Everyone is covered for the ER
If you have insurance, it always comes with insurance cover, no matter how basic your plan might be. In fact, if you live in Texas, the insurer has to cover you, no matter which ER you visit. When you are experiencing a medical emergency, the decision as to whether to visit the ER is up to you. Your insurer is legally required to pay for any out of network costs for your ER visit.
When you are done filing the admission paperwork at the ER, you will be requested to pay the co-pay, which your policy establishes during your visit. You can then ask for the billing options from the billing clerk for the ER you visit. At some emergency rooms, they honor in-network billing even when they are not part of the insurer’s network. They know that these details can help to cut down the total claim made by the insurer.

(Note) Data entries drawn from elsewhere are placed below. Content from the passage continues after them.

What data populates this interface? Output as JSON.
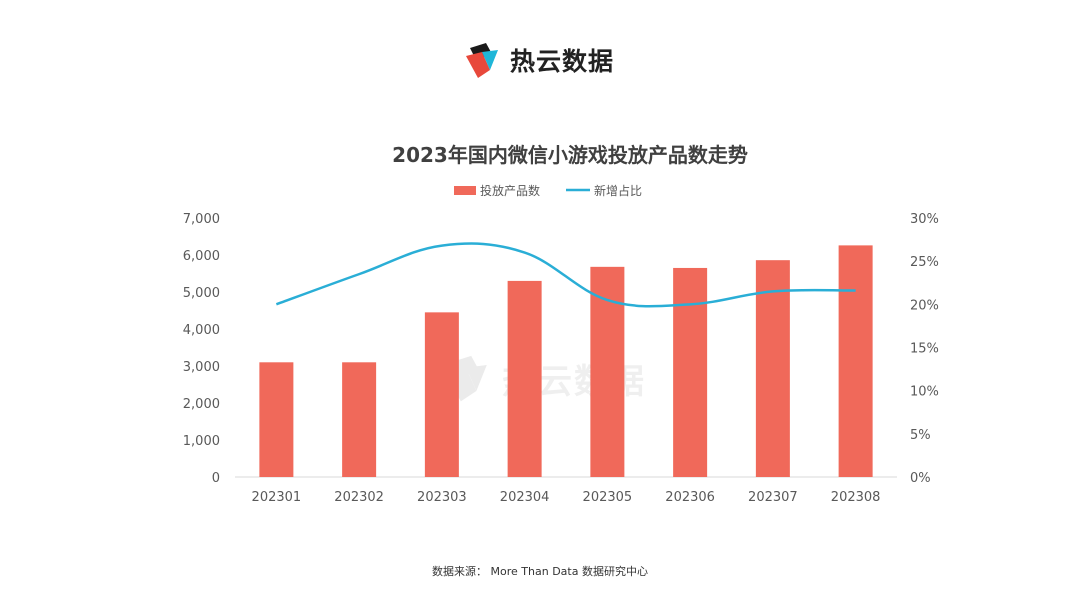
{
  "brand": {
    "name": "热云数据"
  },
  "watermark": {
    "name": "热云数据"
  },
  "source": {
    "text": "数据来源：  More Than Data 数据研究中心"
  },
  "colors": {
    "bar": "#F0695A",
    "line": "#2AAED6",
    "axis_text": "#595959",
    "title": "#404040"
  },
  "chart_data": {
    "type": "bar",
    "title": "2023年国内微信小游戏投放产品数走势",
    "categories": [
      "202301",
      "202302",
      "202303",
      "202304",
      "202305",
      "202306",
      "202307",
      "202308"
    ],
    "series": [
      {
        "name": "投放产品数",
        "kind": "bar",
        "axis": "left",
        "values": [
          3100,
          3100,
          4450,
          5300,
          5680,
          5650,
          5860,
          6260
        ]
      },
      {
        "name": "新增占比",
        "kind": "line",
        "axis": "right",
        "unit": "%",
        "values": [
          20.0,
          23.5,
          26.8,
          26.0,
          20.5,
          20.0,
          21.5,
          21.6
        ]
      }
    ],
    "left_axis": {
      "ylim": [
        0,
        7000
      ],
      "ticks": [
        "7,000",
        "6,000",
        "5,000",
        "4,000",
        "3,000",
        "2,000",
        "1,000",
        "0"
      ]
    },
    "right_axis": {
      "ylim": [
        0,
        30
      ],
      "ticks": [
        "30%",
        "25%",
        "20%",
        "15%",
        "10%",
        "5%",
        "0%"
      ]
    },
    "legend_position": "top-center",
    "grid": false
  }
}
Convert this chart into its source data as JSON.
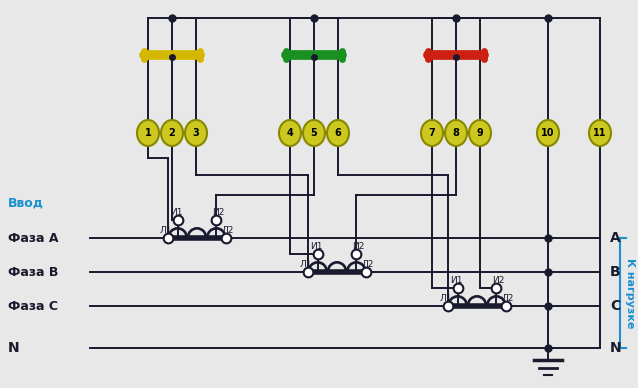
{
  "bg_color": "#e8e8e8",
  "line_color": "#1a1a2e",
  "fuse_yellow_color": "#d4b800",
  "fuse_green_color": "#1a9020",
  "fuse_red_color": "#cc2010",
  "terminal_fill": "#c8c800",
  "terminal_border": "#666600",
  "phase_label_color": "#1a90d0",
  "title_left": "Ввод",
  "title_right": "К нагрузке",
  "phases": [
    "Фаза А",
    "Фаза B",
    "Фаза С",
    "N"
  ],
  "phase_labels_right": [
    "А",
    "B",
    "С",
    "N"
  ],
  "terminal_numbers": [
    "1",
    "2",
    "3",
    "4",
    "5",
    "6",
    "7",
    "8",
    "9",
    "10",
    "11"
  ]
}
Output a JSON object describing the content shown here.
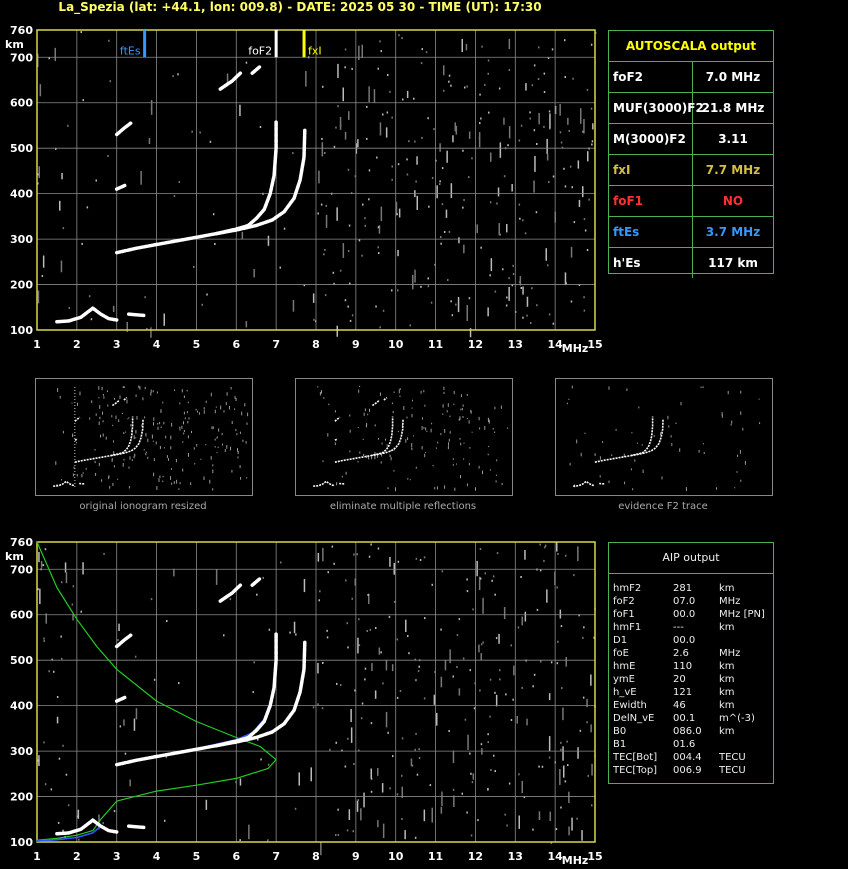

The explanation of benefits is not bills
As soon as you leave the ER, the billing process kicks off. You will soon after get an explanation of benefits or EOB in your mail. This document will list the services, which you received when you were in the ER, and their individual costs.
However, you have to keep in mind that the EOB is not the bill. The ER uses it to generate a claim for your insurer. The insurance company will then determine what amount, they are obliged to pay. Any extra amount will be billed to you, which means you will have to pay out of pocket.
Why you may get separate bills from the ER
The emergency rooms that are attached to the hospital usually rely on the ER to treat ER patients. When you visit an ER, your insurance is going to be billed by the physician and facility. Besides that, each department that will treat you will bill you separately. Most departments are usually separate entities legally. It is only that they operate in the same building. Thus, they have to bill you separately.
However, if you visit a separate ER, it helps to eliminate the issues of multiple claims for the ER visit. Most of the emergency rooms that are standalone will bill your insurer for any services as part of your facility bill. The physician will still make a separate claim, which will lead to only two claims for the visit. By combining the billing, these standalone ERs help to speed up the processing of a claim.
How to deal with surprise bills
After you visit the ER for what seemed like a minor issue to you, you might receive a bill of thousands of dollars, which you are supposed to pay. However, you do not have to pay it and suffer in silence.
The first step you have to take is to check the bill. It is estimated that over 80 percent of all ER bills come with some errors. This can be worse if you visit an ER, which is usually very busy. The other step you can take is to make a complaint. In some cases, your insurer will determine that some of the services you received are not covered. However, if you make a complaint, a huge chunk of these complaints usually succeed.